CNB policymakers kept the main two-week policy repo rate at a five-year high of 3.25 percent, but said 5 board members voted in favour of holding rates, while two wanted a 25 basis point hike.
The CNB has hiked rates by 150 basis point between October 2005 and August 2007 as it has striven to contain price pressures in the booming economy and Governor Zdenek Tuma told a news conference further tightening was a matter of when, not if.
"As far as the timing and size of an interest rate increase is concerned, we are once again not being explicit. It will depend on the evolution of risks (to the forecast)," he said.
"(A hike) may happen next month or it may come at the beginning of next year, I am not able to foresee that," Tuma said adding that the bank's updated macroeconomic predictions were "consistent with a rise in nominal interest rates".
The decision kept the main Czech rate at the lowest level in the European Union and 75 basis points below the euro zone equivalent.

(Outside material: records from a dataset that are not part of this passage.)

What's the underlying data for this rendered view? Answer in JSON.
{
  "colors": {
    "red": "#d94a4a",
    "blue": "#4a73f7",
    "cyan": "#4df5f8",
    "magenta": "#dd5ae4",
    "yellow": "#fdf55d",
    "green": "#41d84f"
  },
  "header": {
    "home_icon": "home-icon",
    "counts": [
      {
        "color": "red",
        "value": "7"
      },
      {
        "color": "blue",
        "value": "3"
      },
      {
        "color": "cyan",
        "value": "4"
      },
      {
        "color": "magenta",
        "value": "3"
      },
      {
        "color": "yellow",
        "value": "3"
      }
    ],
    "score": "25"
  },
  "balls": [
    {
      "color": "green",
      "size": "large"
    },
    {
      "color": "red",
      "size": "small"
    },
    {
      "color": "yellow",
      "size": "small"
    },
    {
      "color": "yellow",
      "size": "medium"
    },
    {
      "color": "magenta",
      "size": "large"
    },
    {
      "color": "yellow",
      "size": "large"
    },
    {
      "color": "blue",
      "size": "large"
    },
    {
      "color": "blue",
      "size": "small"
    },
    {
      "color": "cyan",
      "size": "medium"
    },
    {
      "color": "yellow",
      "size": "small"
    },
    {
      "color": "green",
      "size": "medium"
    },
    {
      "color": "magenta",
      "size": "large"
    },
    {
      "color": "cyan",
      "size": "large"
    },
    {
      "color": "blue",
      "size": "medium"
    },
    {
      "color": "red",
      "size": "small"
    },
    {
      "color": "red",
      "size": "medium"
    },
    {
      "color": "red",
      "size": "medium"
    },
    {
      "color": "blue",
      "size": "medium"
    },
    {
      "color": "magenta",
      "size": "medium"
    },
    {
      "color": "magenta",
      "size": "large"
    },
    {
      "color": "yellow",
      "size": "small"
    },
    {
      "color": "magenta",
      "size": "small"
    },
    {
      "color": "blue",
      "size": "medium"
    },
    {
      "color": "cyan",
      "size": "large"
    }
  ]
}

Eleven of 16 economists polled by Reuters last week forecast the repo rate would be unchanged. The rest expected a 25 basis point rise on Thursday, although the crown's rally had made some of them doubt their predictions.
The no-change verdict, based on an updated inflation that Tuma said had not changed "substantially" from the July expectations, signalled that rate-setters expect the crown's 6 percent rise to the euro since early July to curb demand-pull inflation, their main concern.
"In our view, the strong crown ... is behind the CNB's decision. However, we believe this is likely to be only a pause in the monetary tightening cycle," said Jaromir Sindel, economist at Citibank in Prague.
He forecast inflation concerns would make the CNB tighten by 25 basis points in November, but added a further firming in the crown was likely to delay rate hikes and limit their scope.
The crown's strength tends to tame price pressures quickly and eat into Czech exports. The sum of exports and imports is the equivalent of 130 percent of economic output.
The crown scaled a lifetime peak of 27.070 to the euro after the CNB's rate decision, benefiting from a healthy economy which has made it a safe haven for investors fretting over a U.S. economic growth slowdown.
The currency is 3.8 percent above levels around 28.00-28.20 which the CNB's staff used to draw up the previous quarterly inflation projections in July.
Short-dated money market rates dropped on the no-change rate decision, but remained several basis points higher on the day.
As a rule of thumb, a 3 percent rise in the currency, if sustained, tightens conditions in the Czech economy to the same degree as an interest rate increase of 100 basis points, according to estimates of analysts at bank Ceska Sporitelna.